So., 19.10.14 | 19:20 Uhr
Das Erste
Libanon/Türkei: Kunstraub für Kalaschnikows - Wie mit syrischen Antiken der Terror finanziert wird
Der Archäologe Cheikhmous Ali dokumentiert, wie Kulturschätze seiner Heimat Syrien zerstört werden. Die Beweise liefern ihm Freiwillige aus Syrien, die trotz Gefechten Videos drehen und Fotos machen. Leute wie Ismail aus Aleppo. Beim ersten Versuch, die Grenze zu überqueren, wurde er erwischt und zurückgeschickt. Wir treffen ihn in der türkische Stadt Gaziantep.
"Die verdienen Millionen"
"Ich habe die Leute gesehen, bewaffnete Milizionäre. Sie haben elektrische Geräte und suchen nach Antiken in der Altstadt von Aleppo. Dann verkaufen sie sie in die Türkei. Die verdienen viel Geld, Millionen!", erzählt er. Ismail hat selbstgedrehte Videos aus Aleppo mitgebracht. Eines zeigt die Zitadelle von Aleppo - zerrieben zwischen Regierungsarmee und bewaffneter Opposition.

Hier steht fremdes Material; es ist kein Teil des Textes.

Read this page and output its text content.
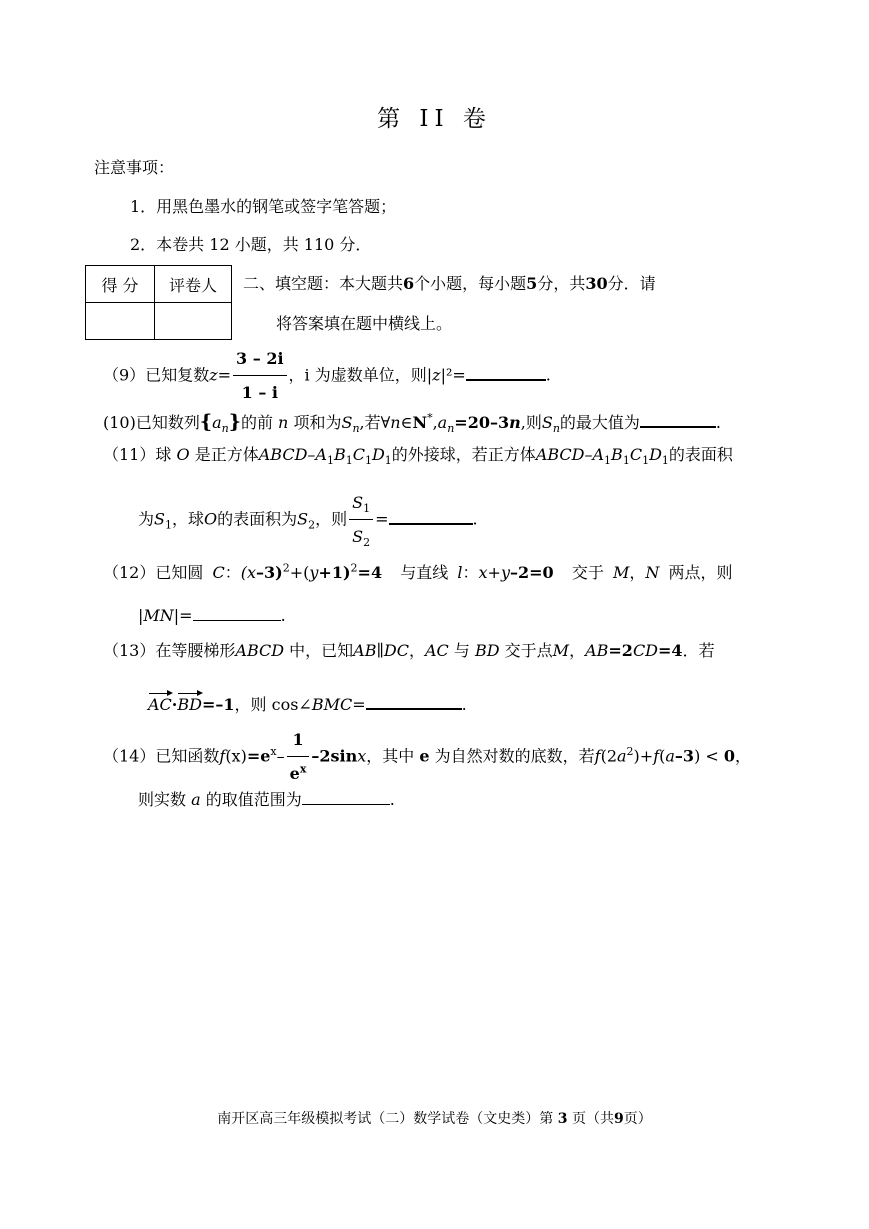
第 II 卷
注意事项：
1．用黑色墨水的钢笔或签字笔答题；
2．本卷共 12 小题，共 110 分．
得 分	评卷人
	二、填空题：本大题共6个小题，每小题5分，共30分．请
将答案填在题中横线上。
（9）已知复数$z= \frac{3 - 2i}{1 - i}$ ，i 为虚数单位，则|z|²=	.
(10)已知数列$\{a_n\}$的前 n 项和为$S_n$,若$\forall n\in N^*,a_n=20-3n$,则$S_n$的最大值为	.
（11）球 O 是正方体ABCD–$A_1B_1C_1D_1$的外接球，若正方体ABCD–$A_1B_1C_1D_1$的表面积
为$S_1$，球O的表面积为$S_2$，则 $\frac{S_1}{S_2}$ =	.
（12）已知圆 C：$(x-3)^2+(y+1)^2=4$ 与直线 l：x+y–2=0 交于 M，N 两点，则
|MN|=	.
（13）在等腰梯形ABCD 中，已知AB∥DC，AC 与 BD 交于点M，AB=2CD=4．若
AC·BD=–1，则 cos∠BMC=	.
（14）已知函数$f(x)=e^x- \frac{1}{e^x} -2\sin x$，其中 e 为自然对数的底数，若$f(2a^2)+f(a-3) < 0$，
则实数 a 的取值范围为	.
南开区高三年级模拟考试（二）数学试卷（文史类）第 3 页（共9页）
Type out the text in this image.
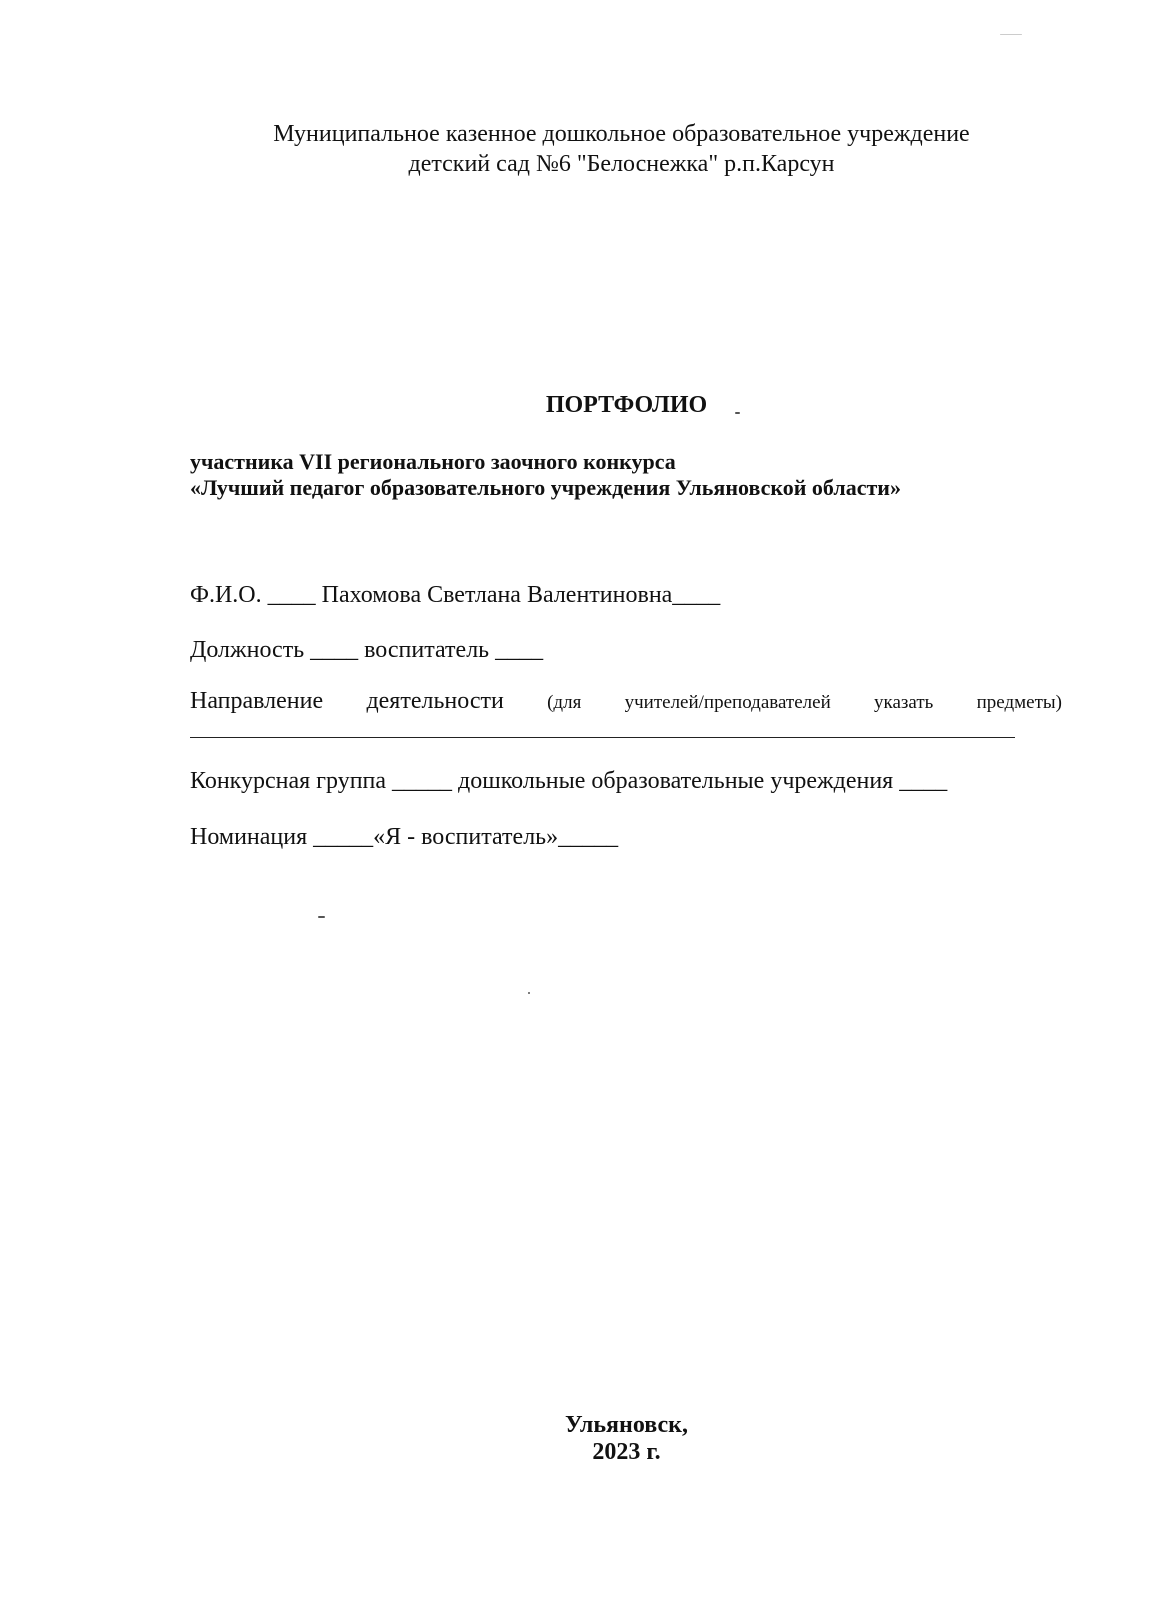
Муниципальное казенное дошкольное образовательное учреждение
детский сад №6 "Белоснежка" р.п.Карсун
ПОРТФОЛИО
участника VII регионального заочного конкурса
«Лучший педагог образовательного учреждения Ульяновской области»
Ф.И.О. ____ Пахомова Светлана Валентиновна____
Должность ____ воспитатель ____
Направление деятельности (для учителей/преподавателей указать предметы)
Конкурсная группа _____ дошкольные образовательные учреждения ____
Номинация _____«Я - воспитатель»_____
Ульяновск,
2023 г.
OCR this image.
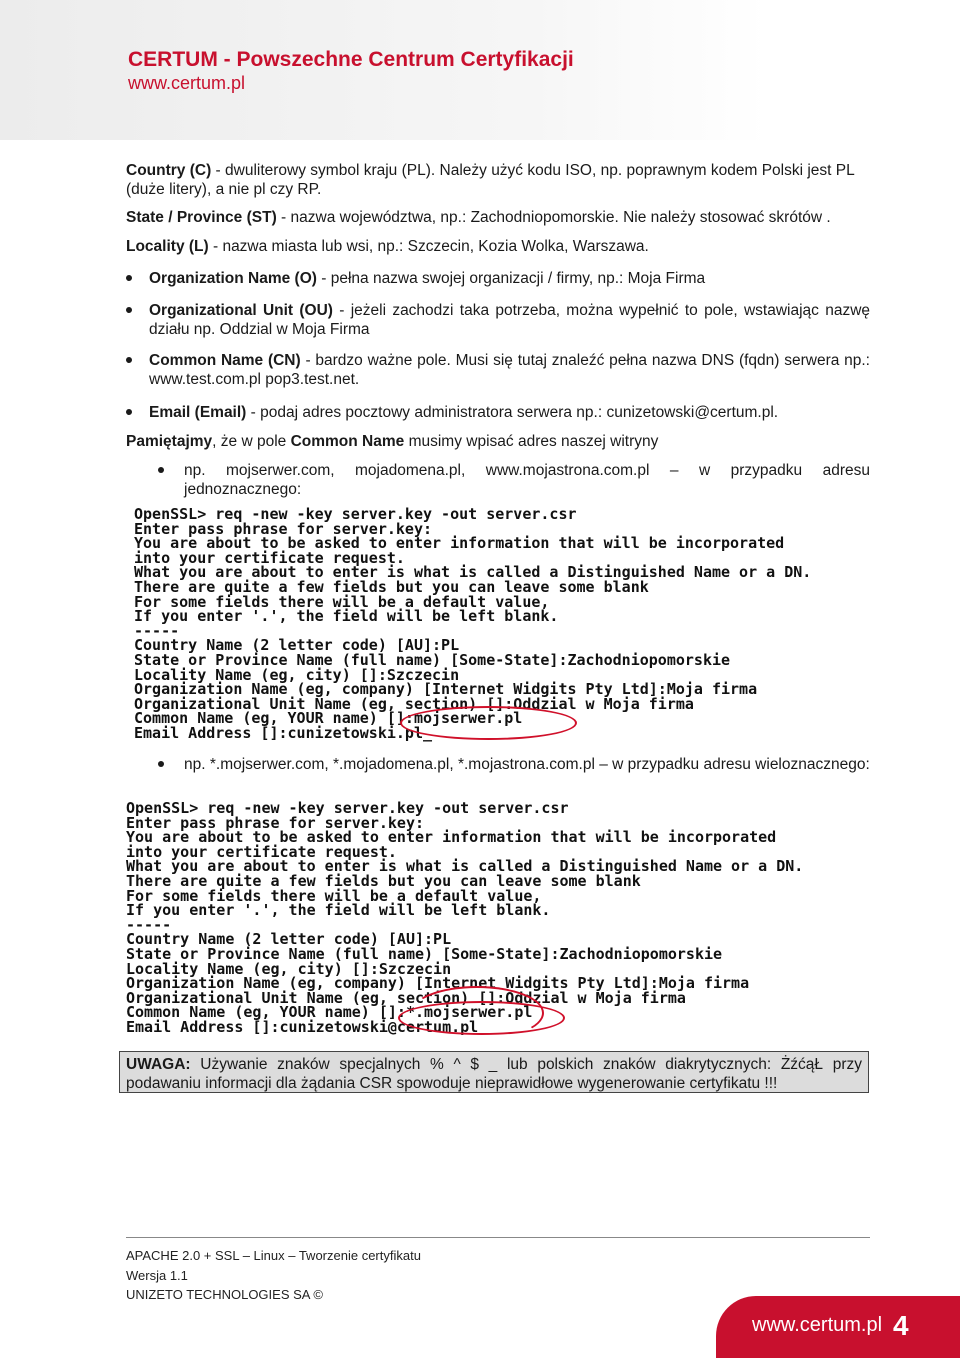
CERTUM - Powszechne Centrum Certyfikacji
www.certum.pl
Country (C) - dwuliterowy symbol kraju (PL). Należy użyć kodu ISO, np. poprawnym kodem Polski jest PL (duże litery), a nie pl czy RP.
State / Province (ST) - nazwa województwa, np.: Zachodniopomorskie. Nie należy stosować skrótów .
Locality (L) - nazwa miasta lub wsi, np.: Szczecin, Kozia Wolka, Warszawa.
Organization Name (O) - pełna nazwa swojej organizacji / firmy, np.: Moja Firma
Organizational Unit (OU) - jeżeli zachodzi taka potrzeba, można wypełnić to pole, wstawiając nazwę działu np. Oddzial w Moja Firma
Common Name (CN) - bardzo ważne pole. Musi się tutaj znaleźć pełna nazwa DNS (fqdn) serwera np.: www.test.com.pl pop3.test.net.
Email (Email) - podaj adres pocztowy administratora serwera np.: cunizetowski@certum.pl.
Pamiętajmy, że w pole Common Name musimy wpisać adres naszej witryny
np. mojserwer.com, mojadomena.pl, www.mojastrona.com.pl – w przypadku adresu jednoznacznego:
OpenSSL> req -new -key server.key -out server.csr
Enter pass phrase for server.key:
You are about to be asked to enter information that will be incorporated
into your certificate request.
What you are about to enter is what is called a Distinguished Name or a DN.
There are quite a few fields but you can leave some blank
For some fields there will be a default value,
If you enter '.', the field will be left blank.
-----
Country Name (2 letter code) [AU]:PL
State or Province Name (full name) [Some-State]:Zachodniopomorskie
Locality Name (eg, city) []:Szczecin
Organization Name (eg, company) [Internet Widgits Pty Ltd]:Moja firma
Organizational Unit Name (eg, section) []:Oddzial w Moja firma
Common Name (eg, YOUR name) []:mojserwer.pl
Email Address []:cunizetowski.pl_
np. *.mojserwer.com, *.mojadomena.pl, *.mojastrona.com.pl – w przypadku adresu wieloznacznego:
OpenSSL> req -new -key server.key -out server.csr
Enter pass phrase for server.key:
You are about to be asked to enter information that will be incorporated
into your certificate request.
What you are about to enter is what is called a Distinguished Name or a DN.
There are quite a few fields but you can leave some blank
For some fields there will be a default value,
If you enter '.', the field will be left blank.
-----
Country Name (2 letter code) [AU]:PL
State or Province Name (full name) [Some-State]:Zachodniopomorskie
Locality Name (eg, city) []:Szczecin
Organization Name (eg, company) [Internet Widgits Pty Ltd]:Moja firma
Organizational Unit Name (eg, section) []:Oddzial w Moja firma
Common Name (eg, YOUR name) []:*.mojserwer.pl
Email Address []:cunizetowski@certum.pl
UWAGA: Używanie znaków specjalnych % ^ $ _ lub polskich znaków diakrytycznych: ŻźćąŁ przy podawaniu informacji dla żądania CSR spowoduje nieprawidłowe wygenerowanie certyfikatu !!!
APACHE 2.0 + SSL – Linux – Tworzenie certyfikatu
Wersja 1.1
UNIZETO TECHNOLOGIES SA ©
www.certum.pl 4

Cheikhmous Ali betrachtet diese Videos wichtige historische Zeugnisse. "Unser ganzes Land wird verkauft - sogar die Menschen sind wie eine Ware auf internationalen Verhandlungen. In unseren Städten toben Stellvertreterkriege der Regionalmächte. Aber die Antiken sind ein Opfer, das niemand verteidigt."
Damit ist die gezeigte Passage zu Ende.